There is growing evidence of the protective role of the Mediterranean diet (MD) on cancer. However, to date no epidemiological study has investigated the influence of the MD on bladder cancer. We evaluated the association between adherence to the MD and risk of urothelial cell bladder cancer (UCC), according to tumor aggressiveness, in the European Prospective Investigation into Cancer and Nutrition (EPIC).

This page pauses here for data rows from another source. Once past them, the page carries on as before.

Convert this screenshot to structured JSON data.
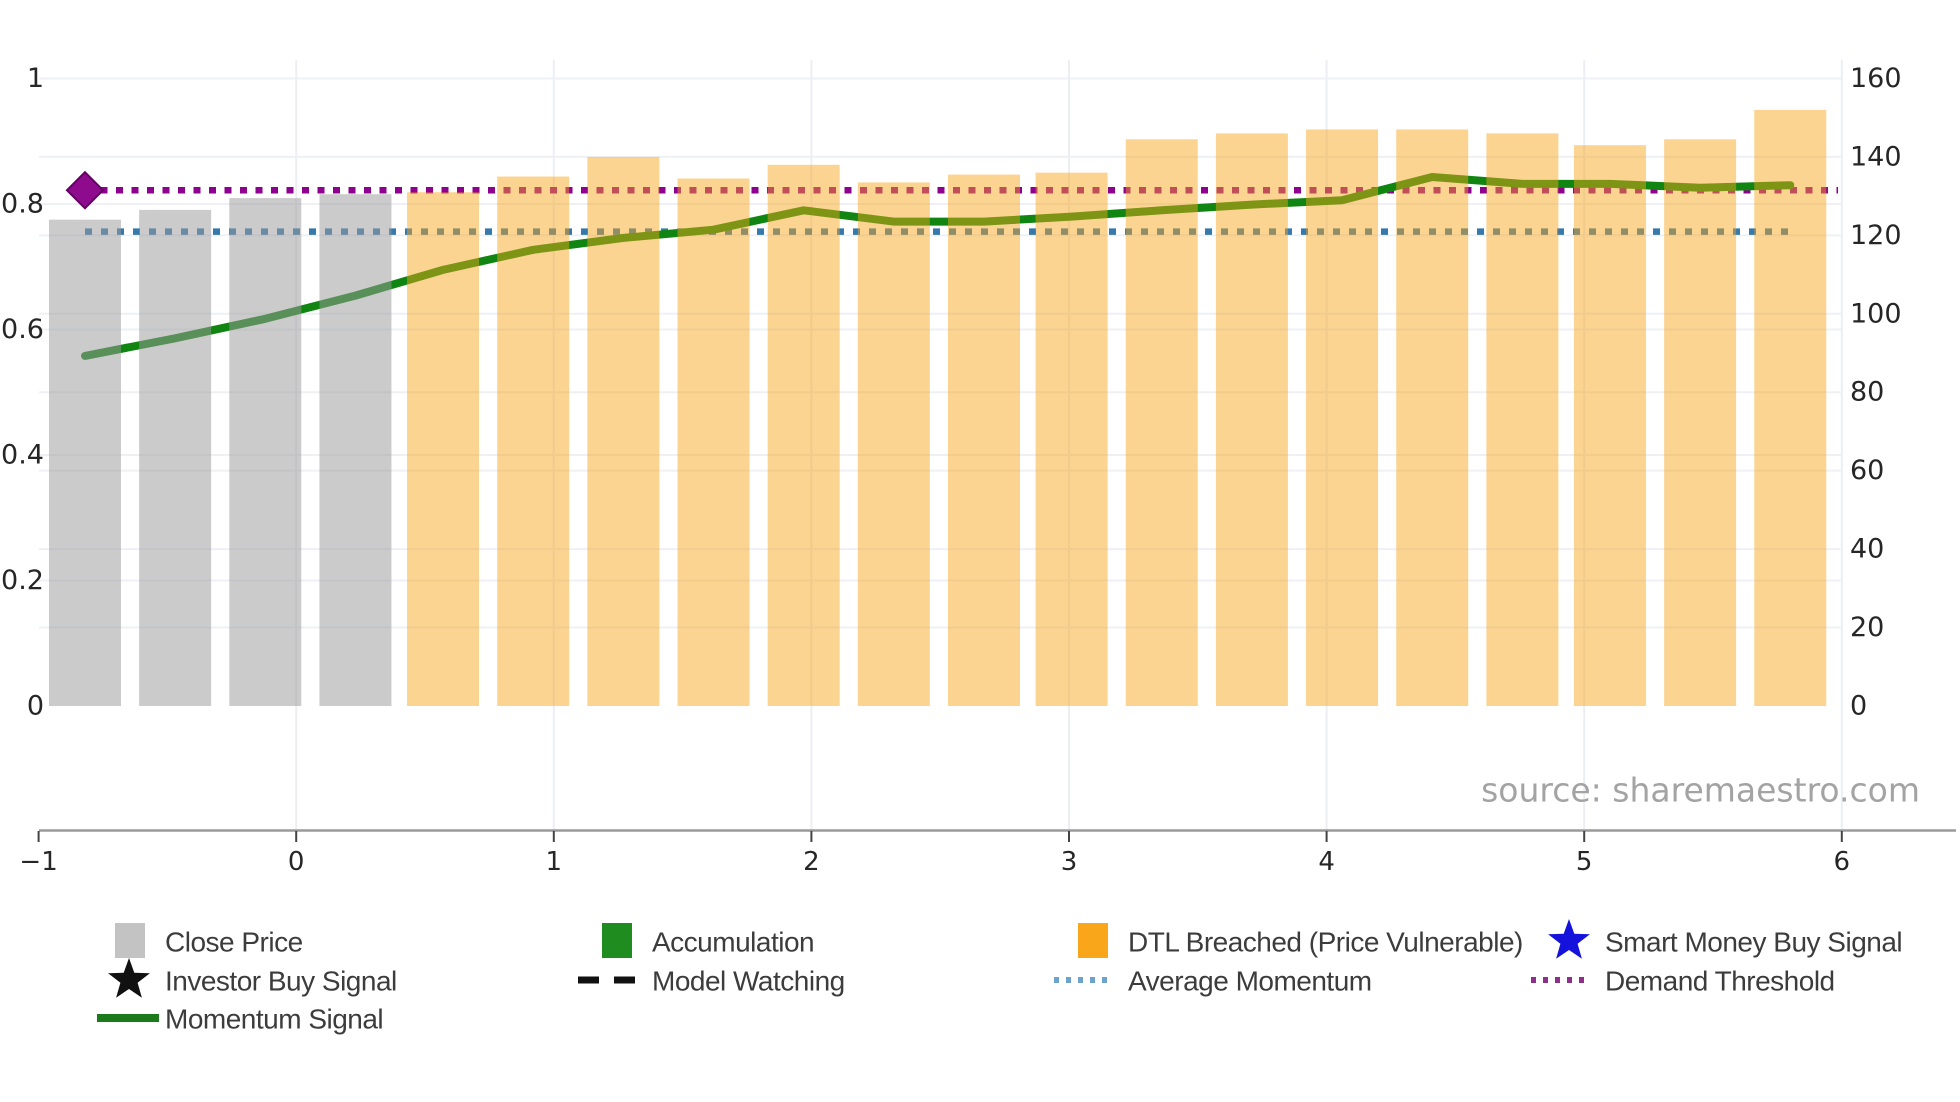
{
  "chart_data": {
    "type": "bar",
    "title": "",
    "x_axis": {
      "tick_labels": [
        "−1",
        "0",
        "1",
        "2",
        "3",
        "4",
        "5",
        "6"
      ],
      "tick_values": [
        -1,
        0,
        1,
        2,
        3,
        4,
        5,
        6
      ],
      "range": [
        -1.15,
        6.3
      ]
    },
    "left_axis": {
      "tick_labels": [
        "0",
        "0.2",
        "0.4",
        "0.6",
        "0.8",
        "1"
      ],
      "tick_values": [
        0,
        0.2,
        0.4,
        0.6,
        0.8,
        1
      ],
      "range": [
        0,
        1
      ]
    },
    "right_axis": {
      "tick_labels": [
        "0",
        "20",
        "40",
        "60",
        "80",
        "100",
        "120",
        "140",
        "160"
      ],
      "tick_values": [
        0,
        20,
        40,
        60,
        80,
        100,
        120,
        140,
        160
      ],
      "range": [
        0,
        160
      ]
    },
    "bars": {
      "close_price_name": "Close Price",
      "dtl_breached_name": "DTL Breached (Price Vulnerable)",
      "x": [
        -0.82,
        -0.47,
        -0.12,
        0.23,
        0.57,
        0.92,
        1.27,
        1.62,
        1.97,
        2.32,
        2.67,
        3.01,
        3.36,
        3.71,
        4.06,
        4.41,
        4.76,
        5.1,
        5.45,
        5.8
      ],
      "values": [
        124,
        126.5,
        129.5,
        130.5,
        131,
        135,
        140,
        134.5,
        138,
        133.5,
        135.5,
        136,
        144.5,
        146,
        147,
        147,
        146,
        143,
        144.5,
        152
      ],
      "states": [
        "close",
        "close",
        "close",
        "close",
        "dtl",
        "dtl",
        "dtl",
        "dtl",
        "dtl",
        "dtl",
        "dtl",
        "dtl",
        "dtl",
        "dtl",
        "dtl",
        "dtl",
        "dtl",
        "dtl",
        "dtl",
        "dtl"
      ],
      "axis": "right"
    },
    "momentum_signal": {
      "name": "Momentum Signal",
      "axis": "left",
      "values": [
        0.558,
        0.586,
        0.617,
        0.654,
        0.695,
        0.727,
        0.746,
        0.759,
        0.79,
        0.772,
        0.772,
        0.78,
        0.79,
        0.799,
        0.806,
        0.843,
        0.832,
        0.832,
        0.826,
        0.83
      ]
    },
    "average_momentum": {
      "name": "Average Momentum",
      "value": 0.756
    },
    "demand_threshold": {
      "name": "Demand Threshold",
      "value": 0.822
    },
    "buy_marker": {
      "shape": "diamond",
      "x": -0.82,
      "value": 0.822
    }
  },
  "colors": {
    "close_bar": "rgba(155,155,155,0.52)",
    "dtl_bar": "rgba(247,166,28,0.48)",
    "momentum_line": "#118511",
    "average_momentum_line": "#3579ad",
    "demand_threshold_line": "#8e008e",
    "diamond_fill": "#8e0b8e",
    "diamond_edge": "#640064",
    "grid": "#eef0f6",
    "vgrid": "#eceef4",
    "spine": "#9a9a9a",
    "tick_label": "#262626",
    "legend_text": "#3c3c3c",
    "source_text": "#a3a3a3"
  },
  "legend": {
    "items": [
      {
        "label": "Close Price",
        "marker": "square",
        "color": "#c3c3c3",
        "col": 0,
        "row": 0
      },
      {
        "label": "Accumulation",
        "marker": "square",
        "color": "#1e8c1e",
        "col": 1,
        "row": 0
      },
      {
        "label": "DTL Breached (Price Vulnerable)",
        "marker": "square",
        "color": "#f9a61a",
        "col": 2,
        "row": 0
      },
      {
        "label": "Smart Money Buy Signal",
        "marker": "star",
        "color": "#1512dc",
        "col": 3,
        "row": 0
      },
      {
        "label": "Investor Buy Signal",
        "marker": "star",
        "color": "#111111",
        "col": 0,
        "row": 1
      },
      {
        "label": "Model Watching",
        "marker": "dashes",
        "color": "#111111",
        "col": 1,
        "row": 1
      },
      {
        "label": "Average Momentum",
        "marker": "dots",
        "color": "#6ba3cc",
        "col": 2,
        "row": 1
      },
      {
        "label": "Demand Threshold",
        "marker": "dots",
        "color": "#8e2f8a",
        "col": 3,
        "row": 1
      },
      {
        "label": "Momentum Signal",
        "marker": "line",
        "color": "#1b7a1b",
        "col": 0,
        "row": 2
      }
    ]
  },
  "source_note": "source: sharemaestro.com"
}
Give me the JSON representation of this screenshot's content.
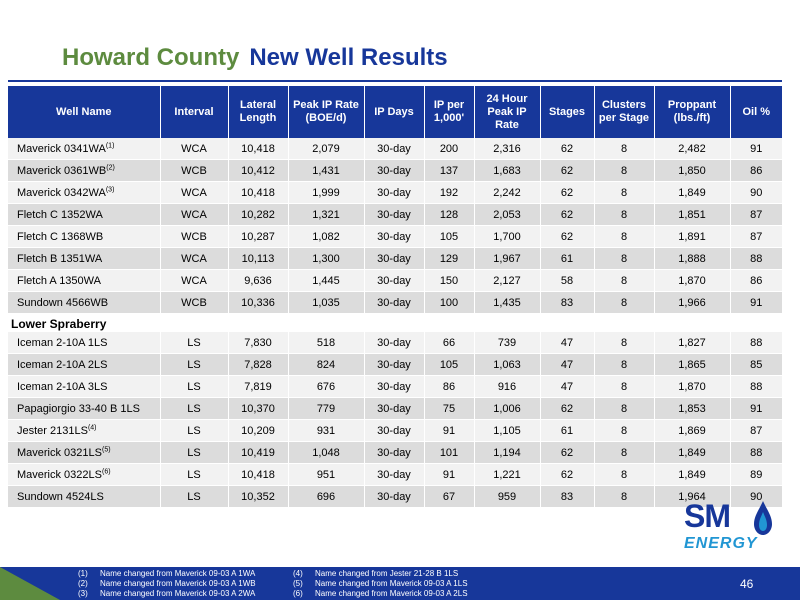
{
  "title": {
    "part1": "Howard County",
    "part2": "New Well Results"
  },
  "columns": [
    "Well Name",
    "Interval",
    "Lateral Length",
    "Peak IP Rate (BOE/d)",
    "IP Days",
    "IP per 1,000'",
    "24 Hour Peak IP Rate",
    "Stages",
    "Clusters per Stage",
    "Proppant (lbs./ft)",
    "Oil %"
  ],
  "rows": [
    {
      "name": "Maverick 0341WA",
      "sup": "(1)",
      "interval": "WCA",
      "lateral": "10,418",
      "peak": "2,079",
      "days": "30-day",
      "ipk": "200",
      "h24": "2,316",
      "stages": "62",
      "clusters": "8",
      "proppant": "2,482",
      "oil": "91"
    },
    {
      "name": "Maverick 0361WB",
      "sup": "(2)",
      "interval": "WCB",
      "lateral": "10,412",
      "peak": "1,431",
      "days": "30-day",
      "ipk": "137",
      "h24": "1,683",
      "stages": "62",
      "clusters": "8",
      "proppant": "1,850",
      "oil": "86"
    },
    {
      "name": "Maverick 0342WA",
      "sup": "(3)",
      "interval": "WCA",
      "lateral": "10,418",
      "peak": "1,999",
      "days": "30-day",
      "ipk": "192",
      "h24": "2,242",
      "stages": "62",
      "clusters": "8",
      "proppant": "1,849",
      "oil": "90"
    },
    {
      "name": "Fletch C 1352WA",
      "sup": "",
      "interval": "WCA",
      "lateral": "10,282",
      "peak": "1,321",
      "days": "30-day",
      "ipk": "128",
      "h24": "2,053",
      "stages": "62",
      "clusters": "8",
      "proppant": "1,851",
      "oil": "87"
    },
    {
      "name": "Fletch C 1368WB",
      "sup": "",
      "interval": "WCB",
      "lateral": "10,287",
      "peak": "1,082",
      "days": "30-day",
      "ipk": "105",
      "h24": "1,700",
      "stages": "62",
      "clusters": "8",
      "proppant": "1,891",
      "oil": "87"
    },
    {
      "name": "Fletch B 1351WA",
      "sup": "",
      "interval": "WCA",
      "lateral": "10,113",
      "peak": "1,300",
      "days": "30-day",
      "ipk": "129",
      "h24": "1,967",
      "stages": "61",
      "clusters": "8",
      "proppant": "1,888",
      "oil": "88"
    },
    {
      "name": "Fletch A 1350WA",
      "sup": "",
      "interval": "WCA",
      "lateral": "9,636",
      "peak": "1,445",
      "days": "30-day",
      "ipk": "150",
      "h24": "2,127",
      "stages": "58",
      "clusters": "8",
      "proppant": "1,870",
      "oil": "86"
    },
    {
      "name": "Sundown 4566WB",
      "sup": "",
      "interval": "WCB",
      "lateral": "10,336",
      "peak": "1,035",
      "days": "30-day",
      "ipk": "100",
      "h24": "1,435",
      "stages": "83",
      "clusters": "8",
      "proppant": "1,966",
      "oil": "91"
    }
  ],
  "section_label": "Lower Spraberry",
  "rows2": [
    {
      "name": "Iceman 2-10A 1LS",
      "sup": "",
      "interval": "LS",
      "lateral": "7,830",
      "peak": "518",
      "days": "30-day",
      "ipk": "66",
      "h24": "739",
      "stages": "47",
      "clusters": "8",
      "proppant": "1,827",
      "oil": "88"
    },
    {
      "name": "Iceman 2-10A 2LS",
      "sup": "",
      "interval": "LS",
      "lateral": "7,828",
      "peak": "824",
      "days": "30-day",
      "ipk": "105",
      "h24": "1,063",
      "stages": "47",
      "clusters": "8",
      "proppant": "1,865",
      "oil": "85"
    },
    {
      "name": "Iceman 2-10A 3LS",
      "sup": "",
      "interval": "LS",
      "lateral": "7,819",
      "peak": "676",
      "days": "30-day",
      "ipk": "86",
      "h24": "916",
      "stages": "47",
      "clusters": "8",
      "proppant": "1,870",
      "oil": "88"
    },
    {
      "name": "Papagiorgio 33-40 B 1LS",
      "sup": "",
      "interval": "LS",
      "lateral": "10,370",
      "peak": "779",
      "days": "30-day",
      "ipk": "75",
      "h24": "1,006",
      "stages": "62",
      "clusters": "8",
      "proppant": "1,853",
      "oil": "91"
    },
    {
      "name": "Jester 2131LS",
      "sup": "(4)",
      "interval": "LS",
      "lateral": "10,209",
      "peak": "931",
      "days": "30-day",
      "ipk": "91",
      "h24": "1,105",
      "stages": "61",
      "clusters": "8",
      "proppant": "1,869",
      "oil": "87"
    },
    {
      "name": "Maverick 0321LS",
      "sup": "(5)",
      "interval": "LS",
      "lateral": "10,419",
      "peak": "1,048",
      "days": "30-day",
      "ipk": "101",
      "h24": "1,194",
      "stages": "62",
      "clusters": "8",
      "proppant": "1,849",
      "oil": "88"
    },
    {
      "name": "Maverick 0322LS",
      "sup": "(6)",
      "interval": "LS",
      "lateral": "10,418",
      "peak": "951",
      "days": "30-day",
      "ipk": "91",
      "h24": "1,221",
      "stages": "62",
      "clusters": "8",
      "proppant": "1,849",
      "oil": "89"
    },
    {
      "name": "Sundown 4524LS",
      "sup": "",
      "interval": "LS",
      "lateral": "10,352",
      "peak": "696",
      "days": "30-day",
      "ipk": "67",
      "h24": "959",
      "stages": "83",
      "clusters": "8",
      "proppant": "1,964",
      "oil": "90"
    }
  ],
  "logo": {
    "sm": "SM",
    "energy": "ENERGY",
    "icon": "flame-drop-icon"
  },
  "footnotes": [
    {
      "n1": "(1)",
      "t1": "Name changed from Maverick 09-03 A 1WA",
      "n2": "(4)",
      "t2": "Name changed from Jester 21-28 B 1LS"
    },
    {
      "n1": "(2)",
      "t1": "Name changed from Maverick 09-03 A 1WB",
      "n2": "(5)",
      "t2": "Name changed from Maverick 09-03 A 1LS"
    },
    {
      "n1": "(3)",
      "t1": "Name changed from Maverick 09-03 A 2WA",
      "n2": "(6)",
      "t2": "Name changed from Maverick 09-03 A 2LS"
    }
  ],
  "page_number": "46",
  "colors": {
    "header_blue": "#17379a",
    "title_green": "#5d8b3f",
    "footer_green": "#5d8b3f",
    "logo_light_blue": "#2196d3"
  }
}
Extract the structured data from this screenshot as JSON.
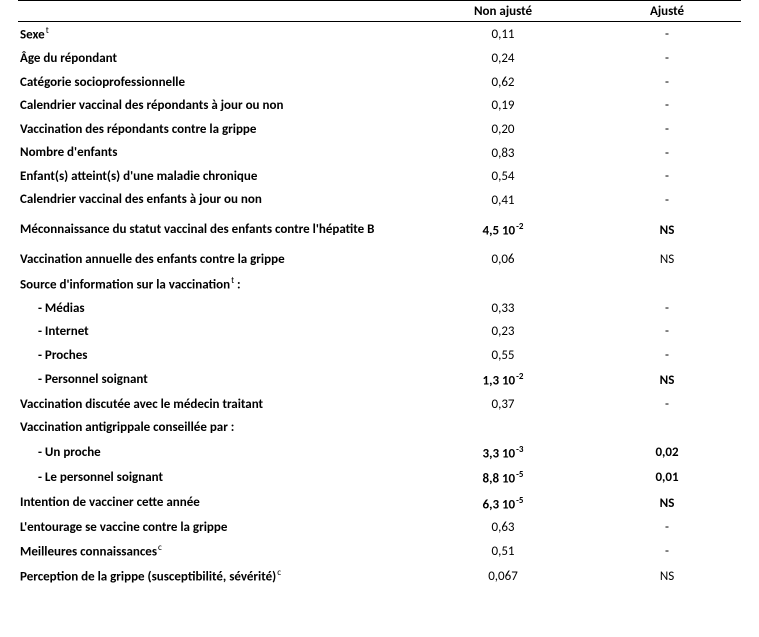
{
  "header": {
    "nonajuste": "Non ajusté",
    "ajuste": "Ajusté"
  },
  "rows": [
    {
      "label": "Sexe",
      "sup": "t",
      "nonaj": "0,11",
      "aj": "-",
      "bold": false,
      "indent": false
    },
    {
      "label": "Âge du répondant",
      "sup": "",
      "nonaj": "0,24",
      "aj": "-",
      "bold": false,
      "indent": false
    },
    {
      "label": "Catégorie socioprofessionnelle",
      "sup": "",
      "nonaj": "0,62",
      "aj": "-",
      "bold": false,
      "indent": false
    },
    {
      "label": "Calendrier vaccinal des répondants à jour ou non",
      "sup": "",
      "nonaj": "0,19",
      "aj": "-",
      "bold": false,
      "indent": false
    },
    {
      "label": "Vaccination des répondants contre la grippe",
      "sup": "",
      "nonaj": "0,20",
      "aj": "-",
      "bold": false,
      "indent": false
    },
    {
      "label": "Nombre d'enfants",
      "sup": "",
      "nonaj": "0,83",
      "aj": "-",
      "bold": false,
      "indent": false
    },
    {
      "label": "Enfant(s) atteint(s) d'une maladie chronique",
      "sup": "",
      "nonaj": "0,54",
      "aj": "-",
      "bold": false,
      "indent": false
    },
    {
      "label": "Calendrier vaccinal des enfants à jour ou non",
      "sup": "",
      "nonaj": "0,41",
      "aj": "-",
      "bold": false,
      "indent": false
    },
    {
      "label": "Méconnaissance du statut vaccinal des enfants contre l'hépatite B",
      "sup": "",
      "nonaj": "4,5 10",
      "exp": "-2",
      "aj": "NS",
      "bold": true,
      "indent": false,
      "twoline": true
    },
    {
      "label": "Vaccination annuelle des enfants contre la grippe",
      "sup": "",
      "nonaj": "0,06",
      "aj": "NS",
      "bold": false,
      "indent": false
    },
    {
      "label": "Source d'information sur la vaccination",
      "sup": "t",
      "suffix": " :",
      "nonaj": "",
      "aj": "",
      "bold": false,
      "indent": false
    },
    {
      "label": "- Médias",
      "sup": "",
      "nonaj": "0,33",
      "aj": "-",
      "bold": false,
      "indent": true
    },
    {
      "label": "- Internet",
      "sup": "",
      "nonaj": "0,23",
      "aj": "-",
      "bold": false,
      "indent": true
    },
    {
      "label": "- Proches",
      "sup": "",
      "nonaj": "0,55",
      "aj": "-",
      "bold": false,
      "indent": true
    },
    {
      "label": "- Personnel soignant",
      "sup": "",
      "nonaj": "1,3 10",
      "exp": "-2",
      "aj": "NS",
      "bold": true,
      "indent": true
    },
    {
      "label": "Vaccination discutée avec le médecin traitant",
      "sup": "",
      "nonaj": "0,37",
      "aj": "-",
      "bold": false,
      "indent": false
    },
    {
      "label": "Vaccination antigrippale conseillée par :",
      "sup": "",
      "nonaj": "",
      "aj": "",
      "bold": false,
      "indent": false
    },
    {
      "label": "- Un proche",
      "sup": "",
      "nonaj": "3,3 10",
      "exp": "-3",
      "aj": "0,02",
      "bold": true,
      "ajbold": true,
      "indent": true
    },
    {
      "label": "- Le personnel soignant",
      "sup": "",
      "nonaj": "8,8 10",
      "exp": "-5",
      "aj": "0,01",
      "bold": true,
      "ajbold": true,
      "indent": true
    },
    {
      "label": "Intention de vacciner cette année",
      "sup": "",
      "nonaj": "6,3 10",
      "exp": "-5",
      "aj": "NS",
      "bold": true,
      "indent": false
    },
    {
      "label": "L'entourage se vaccine contre la grippe",
      "sup": "",
      "nonaj": "0,63",
      "aj": "-",
      "bold": false,
      "indent": false
    },
    {
      "label": "Meilleures connaissances",
      "sup": "c",
      "nonaj": "0,51",
      "aj": "-",
      "bold": false,
      "indent": false
    },
    {
      "label": "Perception de la grippe (susceptibilité, sévérité)",
      "sup": "c",
      "nonaj": "0,067",
      "aj": "NS",
      "bold": false,
      "indent": false
    }
  ]
}
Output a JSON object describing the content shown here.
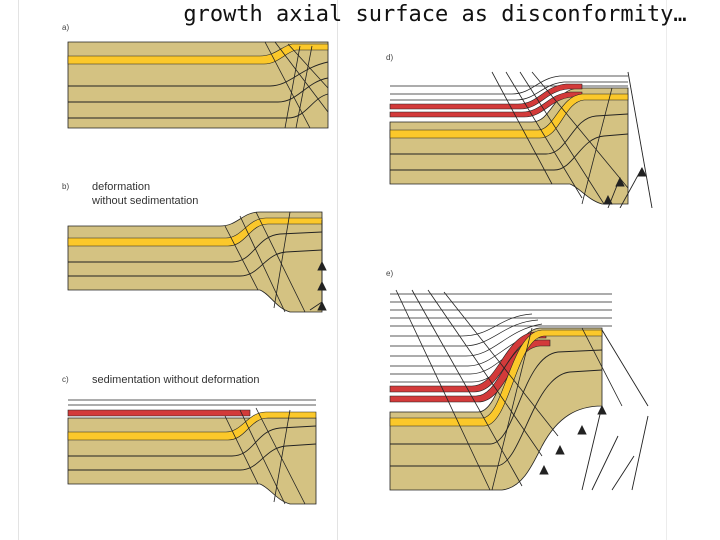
{
  "title": "growth axial surface as disconformity…",
  "panels": {
    "a": {
      "label": "a)"
    },
    "b": {
      "label": "b)",
      "caption_line1": "deformation",
      "caption_line2": "without sedimentation"
    },
    "c": {
      "label": "c)",
      "caption": "sedimentation without deformation"
    },
    "d": {
      "label": "d)"
    },
    "e": {
      "label": "e)"
    }
  },
  "colors": {
    "tan": "#d4c282",
    "tan_dark": "#c2ad6a",
    "yellow": "#fbc82a",
    "red": "#d33a3a",
    "line": "#222222"
  }
}
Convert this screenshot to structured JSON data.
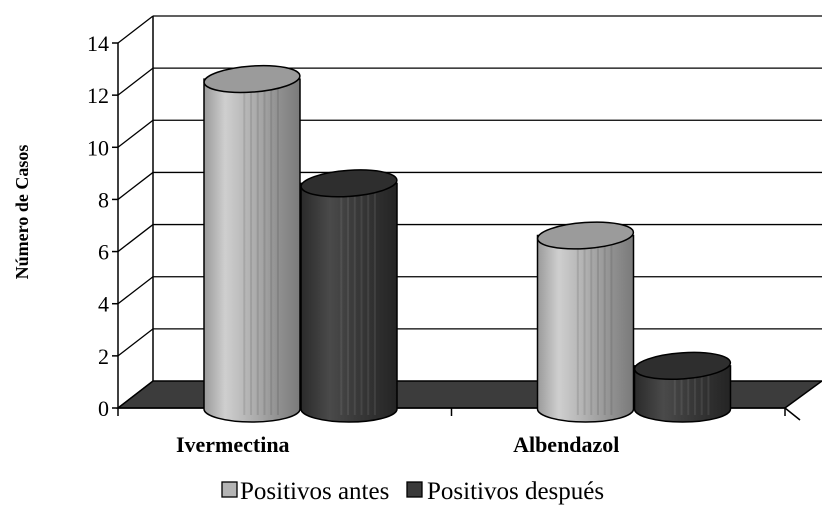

The analysis included 477,312 participants, recruited from ten European countries between 1991 and 2000. Information from validated dietary questionnaires was used to develop a relative Mediterranean diet score (rMED), including nine dietary components. Cox regression models were used to assess the effect of the rMED on UCC risk, while adjusting for dietary energy and tobacco smoking of any kind. Stratified analyses were performed by sex, BMI, smoking status, European region and age at diagnosis. During an average follow-up of 11 years, 1,425 participants (70.9% male) were diagnosed with a first primary UCC. There was a negative but non-significant association between a high versus low rMED score and risk of UCC overall (HR: 0.84 [95% CI 0.69, 1.03]) and risk of aggressive (HR: 0.88 [95% CI 0.61, 1.28]) and non-aggressive tumors (HR: 0.78 [95% CI 0.54, 1.14]). Although there was no effect modification in the stratified analyses, there was a significant 34% (p = 0.043) decreased risk of UCC in current smokers with a high rMED score. In EPIC, the MD was not significantly associated with risk of UCC, although we cannot exclude that a MD may reduce risk in current smokers.